The suicide note ended with the suicidal, valedictory platitude of "goodbye, cruel world" thus indicating that even in his last moments, this previously original guitarist, lyricist and singer, could not even be remotely new and original-not even in his final writing on this earth.
And, what about the song that so eluded Jimi and his then-flagging but still impressive talents? Well, if the sheet music attached via a well-charred roachclip to the suicide note is any indication, then the song was The Beatles' "Ob-La-Di, Ob-La-Da", often considered their stupidest, slowest and all-round shittiest song, a composition and record that predated Jimi's death by two years, though the song was getting an irritating superabundance of airplay on Radios 1-4 around the time of Jimi's death and in the weeks leading up to it.
This note, along with the scandalous sheet music, has been encased in a clear plastic liner and framed, to be placed in the forthcoming Jimi Hendrix Music Museum in London, on Cottleboys Road, in Soho-long rumored to be Hendrix's favorite part of London.
Ringo Starr and Paul McCartney, the two surviving members of The Beatles, have issued an apology, following the official breaking of the news this morning.

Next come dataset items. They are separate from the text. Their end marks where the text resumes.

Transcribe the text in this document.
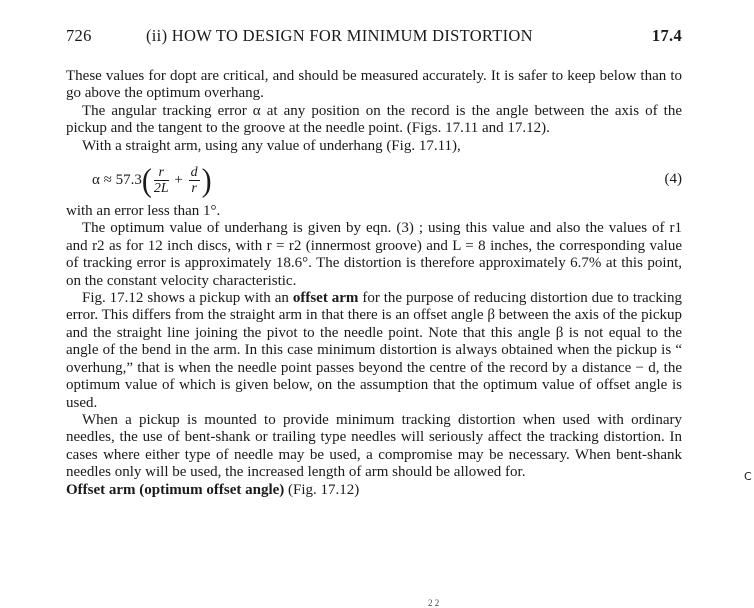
726	(ii) HOW TO DESIGN FOR MINIMUM DISTORTION	17.4

These values for dopt are critical, and should be measured accurately. It is safer to keep below than to go above the optimum overhang.

The angular tracking error α at any position on the record is the angle between the axis of the pickup and the tangent to the groove at the needle point. (Figs. 17.11 and 17.12).

With a straight arm, using any value of underhang (Fig. 17.11),

$\alpha \approx 57.3( \frac{r}{2L} + \frac{d}{r}$ )	(4)

with an error less than 1°.

The optimum value of underhang is given by eqn. (3) ; using this value and also the values of r1 and r2 as for 12 inch discs, with r = r2 (innermost groove) and L = 8 inches, the corresponding value of tracking error is approximately 18.6°. The distortion is therefore approximately 6.7% at this point, on the constant velocity characteristic.

Fig. 17.12 shows a pickup with an offset arm for the purpose of reducing distortion due to tracking error. This differs from the straight arm in that there is an offset angle β between the axis of the pickup and the straight line joining the pivot to the needle point. Note that this angle β is not equal to the angle of the bend in the arm. In this case minimum distortion is always obtained when the pickup is “ overhung,” that is when the needle point passes beyond the centre of the record by a distance − d, the optimum value of which is given below, on the assumption that the optimum value of offset angle is used.

When a pickup is mounted to provide minimum tracking distortion when used with ordinary needles, the use of bent-shank or trailing type needles will seriously affect the tracking distortion. In cases where either type of needle may be used, a compromise may be necessary. When bent-shank needles only will be used, the increased length of arm should be allowed for.

Offset arm (optimum offset angle) (Fig. 17.12)

C
2 2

McCartney, part writer of the scandalous, stupid song, has been quoted as saying: "I can't believe that I'm partly responsible for the death of one of the world's greatest, most original musicians. I feel so bad-I wish I'd never written that vile song! Or, at least I wish I'd never inflicted it on the radio-listening music world. I just hope the surviving members of the Hendrix family can one day forgive me."
Though this reporter, in conjunction with a few others, British and American, phoned the Hendrix household in Washington state, the Hendrixes could not be reached for comment, but no doubt they are at least shocked and appalled, and may perhaps want to sue McCartney for his vile song.
This is truly a shocking, strange, sad day in the world and in the history of popular music.
Anger has gripped the world in general and rabid Hendrix fans in particular in wake of this crushing, atrocious news, and massive public burnings of Beatles' records-particularly focusing on, of course, "Ob-La-Di, Ob-La-Da" and "The White Album"-have been taking place all over, as hordes of angry fans hurl LPs and CDs into the bonfires...particularly in New York and Washington states, respectively-these being the ones where Hendrix's talent was first and foremost recognized and beloved.
The governors of both states have stated that they will do nothing to stop these demonstrations of hatred for The Beatles and their vile 1968 song-the one that killed Jimi Hendrix.